2.3.1 Aspectos do trabalho policial

Uma obra, no Brasil e no mundo, que traz uma extensa abordagem sobre a organização policial é tributada ao sociólogo norte-americano Egon Bittner (2003). Seu livro abrange 25 anos de pesquisas empíricas em organizações policiais, com informações

6 Accountability: não há uma tradução para o português. Sua origem é francesa e está associado a fiscalizar,

controlar, registrar e envolve conceitos éticos.

Disponível em:

<http://www.socialiris.org/fncasp/digital/index.php?option=com_kunena&func=view&catid=23&id=26&Itemid =146. Acesso em: 23/06/2013.

essenciais para a compreensão das transformações pelas quais a polícia vem passando, a partir de sua origem e seus desafios.

A polícia, como vista atualmente, corresponde a uma concepção da sociedade inglesa do segundo quarto do século XIX, onde o espelhamento da época correspondia a um modelo urbano e industrial, considerado avanço em relação aos outros países da Europa.
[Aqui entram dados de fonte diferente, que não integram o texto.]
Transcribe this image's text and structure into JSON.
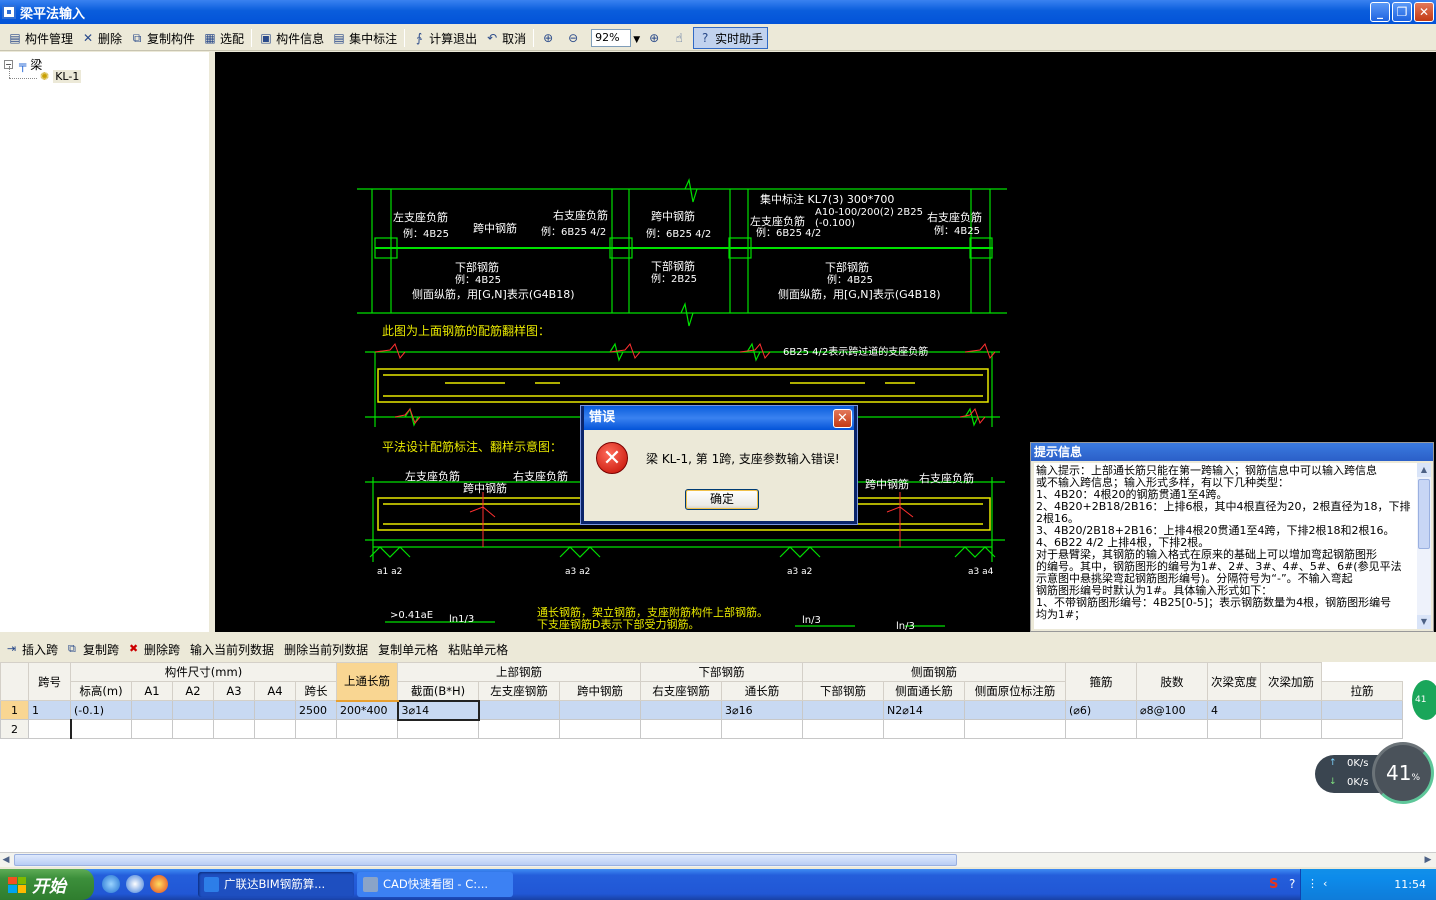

O modelo britânico foi irradiado para outras nações europeias e, mais tarde chegou aos Estados Unidos, desde uma iniciativa de uma comissão, que o analisou e o inseriu na cidade de Nova Iorque e, mais tarde, para outros Estados (BITTNER; 2003, p. 107).

Monet (2001) acompanha o desenho feito por Bittner (2003), quanto ao surgimento da polícia, burocrática, pública e estatal, especialmente, no ponto em que a origem liga-se às condições sociais do início do século XVIII, com o objetivo de combater focos de resistências em oposição ao modelo totalitário.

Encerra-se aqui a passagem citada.